地方自治体によっては、空き家のリフォーム費用を補助する制度や、移住者向けの支援制度を提供している場合がある
空き家バンクの注意点は、賃貸需要が低いエリアの物件が多いことです。格安で購入できても、入居者が見つからなければ収益を得られません。購入前に、そのエリアの賃貸需要や人口動態を調査し、安定した賃貸経営が可能かを慎重に判断しましょう。
不動産投資の物件探しでは、初心者の方が共通して抱く疑問があります。
ここでは、物件探しに関するよくある質問に回答します。これらの疑問を解消し、安心して物件探しを進めましょう。
物件探しにかかる期間は、投資目的や希望条件によって大きく異なりますが、一般的には3ヶ月〜6ヶ月程度が目安です。条件を厳しく設定している場合や、特定のエリアにこだわる場合は、1年以上かかることもあります。逆に、条件を柔軟に設定している場合や、不動産投資会社から紹介を受ける場合は、1ヶ月程度で購入を決断できることもあります。
自宅から遠く離れたエリアの物件を購入する場合、現地確認が難しいという課題があります。遠隔地の物件を探す際は、信頼できる不動産投資会社を選び、物件の詳細な情報や写真・動画を提供してもらいましょう。また、管理体制が整っている会社を選ぶことも重要です。可能であれば、購入前に一度は現地を訪れることをおすすめします。

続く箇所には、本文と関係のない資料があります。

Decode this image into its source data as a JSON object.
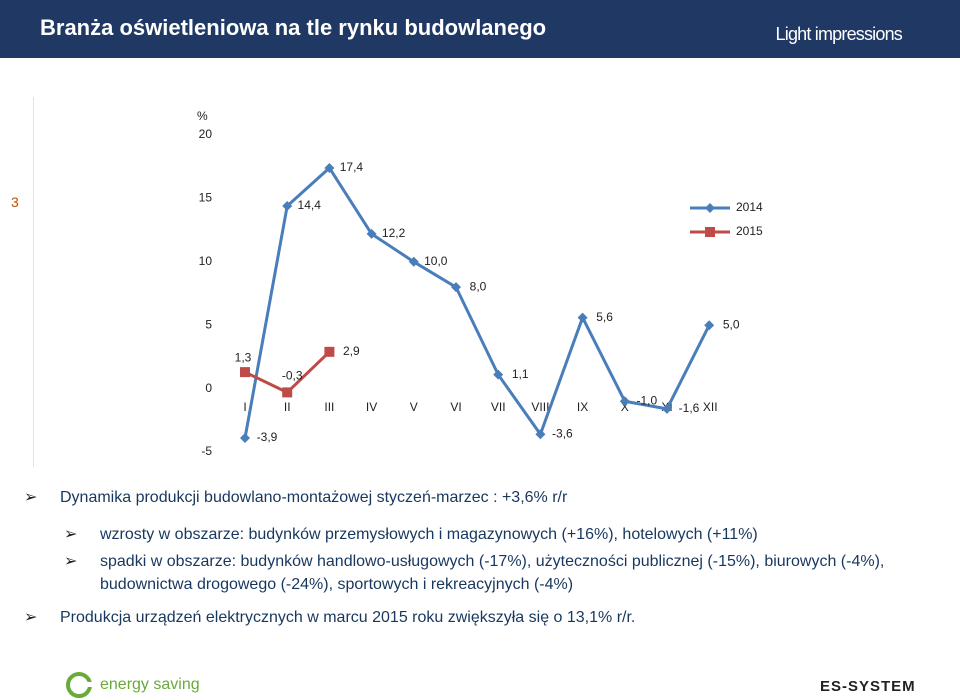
{
  "header": {
    "title": "Branża oświetleniowa na tle rynku budowlanego",
    "brand": "Light impressions"
  },
  "page_number": "3",
  "chart_data": {
    "type": "line",
    "ylabel": "%",
    "categories": [
      "I",
      "II",
      "III",
      "IV",
      "V",
      "VI",
      "VII",
      "VIII",
      "IX",
      "X",
      "XI",
      "XII"
    ],
    "series": [
      {
        "name": "2014",
        "color": "#4a7ebb",
        "marker": "diamond",
        "values": [
          -3.9,
          14.4,
          17.4,
          12.2,
          10.0,
          8.0,
          1.1,
          -3.6,
          5.6,
          -1.0,
          -1.6,
          5.0
        ],
        "value_labels": [
          "-3,9",
          "14,4",
          "17,4",
          "12,2",
          "10,0",
          "8,0",
          "1,1",
          "-3,6",
          "5,6",
          "-1,0",
          "-1,6",
          "5,0"
        ]
      },
      {
        "name": "2015",
        "color": "#be4b48",
        "marker": "square",
        "values": [
          1.3,
          -0.3,
          2.9,
          null,
          null,
          null,
          null,
          null,
          null,
          null,
          null,
          null
        ],
        "value_labels": [
          "1,3",
          "-0,3",
          "2,9",
          null,
          null,
          null,
          null,
          null,
          null,
          null,
          null,
          null
        ]
      }
    ],
    "ylim": [
      -5,
      20
    ],
    "yticks": [
      -5,
      0,
      5,
      10,
      15,
      20
    ],
    "grid": false,
    "legend": "upper right"
  },
  "bullets": [
    {
      "level": 1,
      "text": "Dynamika produkcji budowlano-montażowej styczeń-marzec : +3,6% r/r"
    },
    {
      "level": 2,
      "text": "wzrosty w obszarze: budynków przemysłowych i magazynowych (+16%), hotelowych (+11%)"
    },
    {
      "level": 2,
      "text": "spadki w obszarze: budynków handlowo-usługowych (-17%), użyteczności publicznej (-15%), biurowych (-4%), budownictwa drogowego (-24%), sportowych i rekreacyjnych (-4%)"
    },
    {
      "level": 1,
      "text": "Produkcja urządzeń elektrycznych w marcu 2015 roku zwiększyła się o 13,1% r/r."
    }
  ],
  "footer": {
    "left": "energy saving",
    "right": "ES-SYSTEM"
  }
}
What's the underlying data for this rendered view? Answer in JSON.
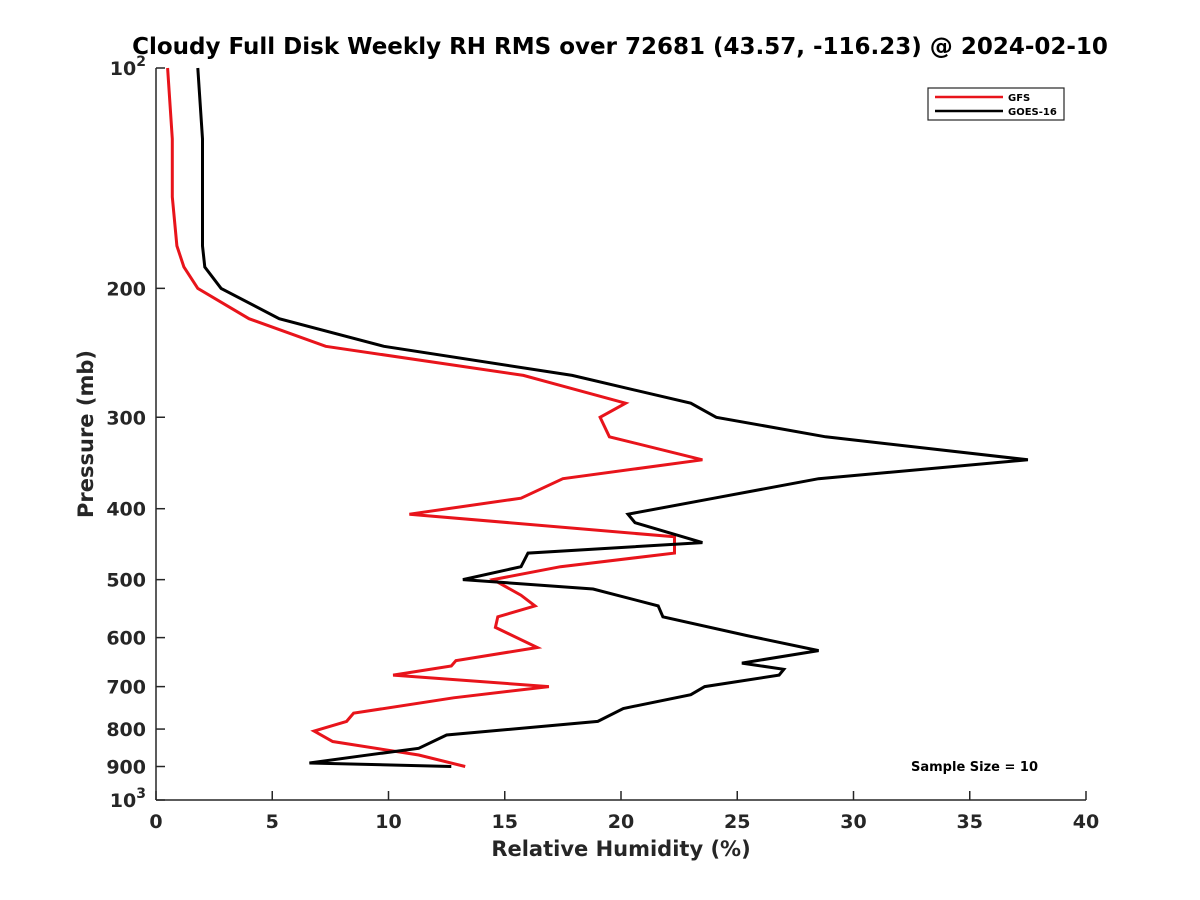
{
  "chart_data": {
    "type": "line",
    "title": "Cloudy Full Disk Weekly RH RMS over 72681 (43.57, -116.23) @ 2024-02-10",
    "xlabel": "Relative Humidity (%)",
    "ylabel": "Pressure (mb)",
    "xlim": [
      0,
      40
    ],
    "ylim": [
      100,
      1000
    ],
    "y_scale": "log",
    "y_reversed": true,
    "grid": false,
    "legend_position": "top-right",
    "x_ticks": [
      "0",
      "5",
      "10",
      "15",
      "20",
      "25",
      "30",
      "35",
      "40"
    ],
    "y_ticks": [
      {
        "value": 100,
        "base": "10",
        "exp": "2"
      },
      {
        "value": 200,
        "label": "200"
      },
      {
        "value": 300,
        "label": "300"
      },
      {
        "value": 400,
        "label": "400"
      },
      {
        "value": 500,
        "label": "500"
      },
      {
        "value": 600,
        "label": "600"
      },
      {
        "value": 700,
        "label": "700"
      },
      {
        "value": 800,
        "label": "800"
      },
      {
        "value": 900,
        "label": "900"
      },
      {
        "value": 1000,
        "base": "10",
        "exp": "3"
      }
    ],
    "annotation": "Sample Size = 10",
    "series": [
      {
        "name": "GFS",
        "color": "#e8141b",
        "points": [
          [
            0.5,
            100
          ],
          [
            0.7,
            125
          ],
          [
            0.7,
            150
          ],
          [
            0.9,
            175
          ],
          [
            1.2,
            187
          ],
          [
            1.8,
            200
          ],
          [
            4.0,
            220
          ],
          [
            7.3,
            240
          ],
          [
            15.8,
            263
          ],
          [
            20.2,
            287
          ],
          [
            19.1,
            300
          ],
          [
            19.5,
            319
          ],
          [
            23.5,
            343
          ],
          [
            17.5,
            364
          ],
          [
            15.7,
            387
          ],
          [
            10.9,
            407
          ],
          [
            22.3,
            437
          ],
          [
            22.3,
            460
          ],
          [
            17.4,
            480
          ],
          [
            14.5,
            500
          ],
          [
            15.7,
            525
          ],
          [
            16.3,
            543
          ],
          [
            14.7,
            562
          ],
          [
            14.6,
            581
          ],
          [
            16.4,
            619
          ],
          [
            12.9,
            645
          ],
          [
            12.7,
            656
          ],
          [
            10.2,
            675
          ],
          [
            16.9,
            700
          ],
          [
            12.8,
            725
          ],
          [
            8.5,
            761
          ],
          [
            8.2,
            781
          ],
          [
            6.8,
            805
          ],
          [
            7.6,
            832
          ],
          [
            11.3,
            868
          ],
          [
            13.3,
            900
          ]
        ]
      },
      {
        "name": "GOES-16",
        "color": "#000000",
        "points": [
          [
            1.8,
            100
          ],
          [
            2.0,
            125
          ],
          [
            2.0,
            175
          ],
          [
            2.1,
            187
          ],
          [
            2.8,
            200
          ],
          [
            5.3,
            220
          ],
          [
            9.8,
            240
          ],
          [
            17.9,
            263
          ],
          [
            23.0,
            287
          ],
          [
            24.1,
            300
          ],
          [
            28.8,
            319
          ],
          [
            37.5,
            343
          ],
          [
            28.5,
            364
          ],
          [
            24.0,
            387
          ],
          [
            20.3,
            407
          ],
          [
            20.6,
            418
          ],
          [
            23.5,
            445
          ],
          [
            16.0,
            460
          ],
          [
            15.7,
            480
          ],
          [
            13.2,
            500
          ],
          [
            18.8,
            515
          ],
          [
            21.6,
            543
          ],
          [
            21.8,
            562
          ],
          [
            25.4,
            596
          ],
          [
            28.5,
            625
          ],
          [
            25.2,
            650
          ],
          [
            27.0,
            663
          ],
          [
            26.8,
            675
          ],
          [
            23.6,
            700
          ],
          [
            23.0,
            718
          ],
          [
            20.1,
            750
          ],
          [
            19.0,
            781
          ],
          [
            12.5,
            815
          ],
          [
            11.3,
            850
          ],
          [
            8.9,
            870
          ],
          [
            6.6,
            890
          ],
          [
            12.7,
            900
          ]
        ]
      }
    ]
  }
}
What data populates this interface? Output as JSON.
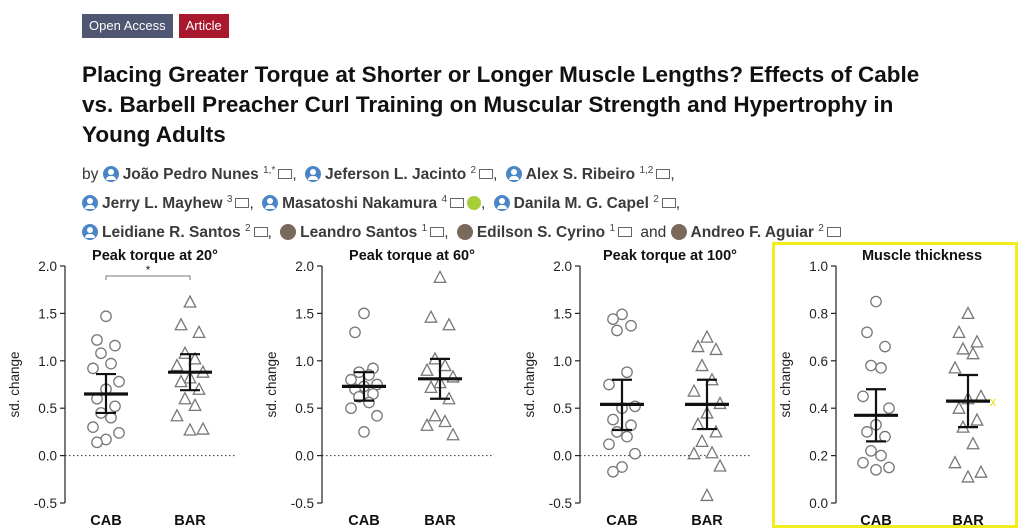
{
  "badges": {
    "open_access": "Open Access",
    "article": "Article"
  },
  "title": "Placing Greater Torque at Shorter or Longer Muscle Lengths? Effects of Cable vs. Barbell Preacher Curl Training on Muscular Strength and Hypertrophy in Young Adults",
  "authors": {
    "by": "by",
    "and": "and",
    "list": [
      {
        "name": "João Pedro Nunes",
        "aff": "1,*",
        "icon": "person-icon"
      },
      {
        "name": "Jeferson L. Jacinto",
        "aff": "2",
        "icon": "person-icon"
      },
      {
        "name": "Alex S. Ribeiro",
        "aff": "1,2",
        "icon": "person-icon"
      },
      {
        "name": "Jerry L. Mayhew",
        "aff": "3",
        "icon": "person-icon"
      },
      {
        "name": "Masatoshi Nakamura",
        "aff": "4",
        "icon": "person-icon"
      },
      {
        "name": "Danila M. G. Capel",
        "aff": "2",
        "icon": "person-icon"
      },
      {
        "name": "Leidiane R. Santos",
        "aff": "2",
        "icon": "person-icon"
      },
      {
        "name": "Leandro Santos",
        "aff": "1",
        "icon": "photo-icon"
      },
      {
        "name": "Edilson S. Cyrino",
        "aff": "1",
        "icon": "photo-icon"
      },
      {
        "name": "Andreo F. Aguiar",
        "aff": "2",
        "icon": "photo-icon"
      }
    ]
  },
  "annotation_mark": "x",
  "chart_data": [
    {
      "type": "scatter",
      "title": "Peak torque at 20°",
      "ylabel": "sd. change",
      "categories": [
        "CAB",
        "BAR"
      ],
      "ylim": [
        -0.5,
        2.0
      ],
      "yticks": [
        "-0.5",
        "0.0",
        "0.5",
        "1.0",
        "1.5",
        "2.0"
      ],
      "significance": "*",
      "zero_line": true,
      "series": [
        {
          "name": "CAB",
          "marker": "circle",
          "values": [
            1.47,
            1.22,
            1.16,
            1.08,
            0.97,
            0.92,
            0.78,
            0.7,
            0.6,
            0.52,
            0.45,
            0.4,
            0.3,
            0.24,
            0.17,
            0.14
          ],
          "mean": 0.65,
          "ci": [
            0.45,
            0.86
          ]
        },
        {
          "name": "BAR",
          "marker": "triangle",
          "values": [
            1.62,
            1.38,
            1.3,
            1.08,
            1.02,
            0.95,
            0.88,
            0.82,
            0.78,
            0.7,
            0.6,
            0.53,
            0.42,
            0.28,
            0.27
          ],
          "mean": 0.88,
          "ci": [
            0.69,
            1.07
          ]
        }
      ]
    },
    {
      "type": "scatter",
      "title": "Peak torque at 60°",
      "ylabel": "sd. change",
      "categories": [
        "CAB",
        "BAR"
      ],
      "ylim": [
        -0.5,
        2.0
      ],
      "yticks": [
        "-0.5",
        "0.0",
        "0.5",
        "1.0",
        "1.5",
        "2.0"
      ],
      "zero_line": true,
      "series": [
        {
          "name": "CAB",
          "marker": "circle",
          "values": [
            1.5,
            1.3,
            0.92,
            0.88,
            0.85,
            0.8,
            0.75,
            0.73,
            0.7,
            0.65,
            0.62,
            0.56,
            0.5,
            0.42,
            0.25
          ],
          "mean": 0.73,
          "ci": [
            0.58,
            0.88
          ]
        },
        {
          "name": "BAR",
          "marker": "triangle",
          "values": [
            1.88,
            1.46,
            1.38,
            1.02,
            0.95,
            0.9,
            0.83,
            0.77,
            0.72,
            0.6,
            0.42,
            0.36,
            0.32,
            0.22
          ],
          "mean": 0.81,
          "ci": [
            0.6,
            1.02
          ]
        }
      ]
    },
    {
      "type": "scatter",
      "title": "Peak torque at 100°",
      "ylabel": "sd. change",
      "categories": [
        "CAB",
        "BAR"
      ],
      "ylim": [
        -0.5,
        2.0
      ],
      "yticks": [
        "-0.5",
        "0.0",
        "0.5",
        "1.0",
        "1.5",
        "2.0"
      ],
      "zero_line": true,
      "series": [
        {
          "name": "CAB",
          "marker": "circle",
          "values": [
            1.49,
            1.44,
            1.37,
            1.32,
            0.88,
            0.75,
            0.52,
            0.5,
            0.38,
            0.32,
            0.25,
            0.2,
            0.12,
            0.02,
            -0.12,
            -0.17
          ],
          "mean": 0.54,
          "ci": [
            0.27,
            0.8
          ]
        },
        {
          "name": "BAR",
          "marker": "triangle",
          "values": [
            1.25,
            1.15,
            1.12,
            0.95,
            0.8,
            0.68,
            0.55,
            0.45,
            0.33,
            0.25,
            0.15,
            0.03,
            0.02,
            -0.11,
            -0.42
          ],
          "mean": 0.54,
          "ci": [
            0.28,
            0.8
          ]
        }
      ]
    },
    {
      "type": "scatter",
      "title": "Muscle thickness",
      "ylabel": "sd. change",
      "categories": [
        "CAB",
        "BAR"
      ],
      "ylim": [
        0.0,
        1.0
      ],
      "yticks": [
        "0.0",
        "0.2",
        "0.4",
        "0.6",
        "0.8",
        "1.0"
      ],
      "zero_line": false,
      "series": [
        {
          "name": "CAB",
          "marker": "circle",
          "values": [
            0.85,
            0.72,
            0.66,
            0.58,
            0.57,
            0.45,
            0.4,
            0.33,
            0.3,
            0.28,
            0.22,
            0.2,
            0.17,
            0.15,
            0.14
          ],
          "mean": 0.37,
          "ci": [
            0.26,
            0.48
          ]
        },
        {
          "name": "BAR",
          "marker": "triangle",
          "values": [
            0.8,
            0.72,
            0.68,
            0.65,
            0.63,
            0.57,
            0.45,
            0.44,
            0.4,
            0.35,
            0.32,
            0.25,
            0.17,
            0.13,
            0.11
          ],
          "mean": 0.43,
          "ci": [
            0.32,
            0.54
          ]
        }
      ]
    }
  ],
  "colors": {
    "highlight": "#f2ee1d",
    "open_access_badge": "#4f5671",
    "article_badge": "#a8192e",
    "author_icon": "#4a86c5",
    "orcid": "#a6ce39"
  }
}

自己資金が少ない場合でも、不動産投資を始める方法はあります。フルローンやオーバーローンを活用することで、自己資金10万円〜100万円程度から不動産投資を始められる場合があります。RENOSY(リノシー)やJ.P.Returnsなどの不動産投資会社では、初期費用10万円程度から始められるプランを提供しています。また、不動産クラウドファンディングを活用すれば、1万円から不動産投資を始められます。
ポータルサイトに掲載されている物件の中には、すでに成約済みの物件が含まれている場合があります。特に、掲載から時間が経過している物件や、条件が良すぎる物件は、すでに買付が入っている可能性が高いです。気になる物件を見つけたら、迅速に不動産会社に問い合わせて、最新の募集状況を確認しましょう。新着物件の通知機能を設定しておくことをおすすめします。
複数の不動産会社に同時に相談することは、全く問題ありません。むしろ、複数の会社から情報を集めることで、より多くの物件情報にアクセスでき、各社の提案内容を比較検討できるメリットがあります。ただし、同じ物件を複数の会社から紹介される場合は、最初に紹介してくれた会社を通じて購入手続きを進めるのがマナーです。
物件探しを始める前に、融資の事前審査を受けておくことを強くおすすめします。事前審査を受けることで、自分の融資枠(いくらまで借りられるか)を把握でき、予算に合った物件を効率的に探せます。また、良い物件が見つかった際にスムーズに購入手続きを進められます。事前審査は、金融機関や不動産投資会社を通じて申し込むことができます。
不動産投資の物件探しでは、複数の情報源を活用し、信頼できる不動産投資会社と良好な関係を築くことが成功への鍵です。
ポータルサイトで広く情報を集めるとともに、不動産投資会社からの紹介や地元仲介会社の活用など、さまざまな方法を組み合わせることで、より多くの物件情報にアクセスできます。特に、非公開物件を優先的に紹介してもらうためには、購入意欲を明確に示し、年収・資産状況を正確に伝えることが重要です。
物件を評価する際は、表面利回りだけでなく、立地条件・実質利回り・築年数・管理状況・告知事項など、多角的な視点から判断しましょう。また、現地確認を必ず行い、入居者目線で物件を評価することで、空室リスクを減らすことができます。
不動産投資は元本や利益が保証された金融商品ではありません。不動産価格の変動、空室の発生、修繕費の増加、金利の変動等により、投資元本を下回る損失が生じる可能性があります
不動産クラウドファンディングにおいても、運用期間中の途中解約ができない場合があり、元本割れのリスクがあります。投資を行う際は、事業者の登録状況を確認し、契約内容や重要事項説明書をよくお読みのうえ、ご自身の判断と責任で投資判断を行ってください。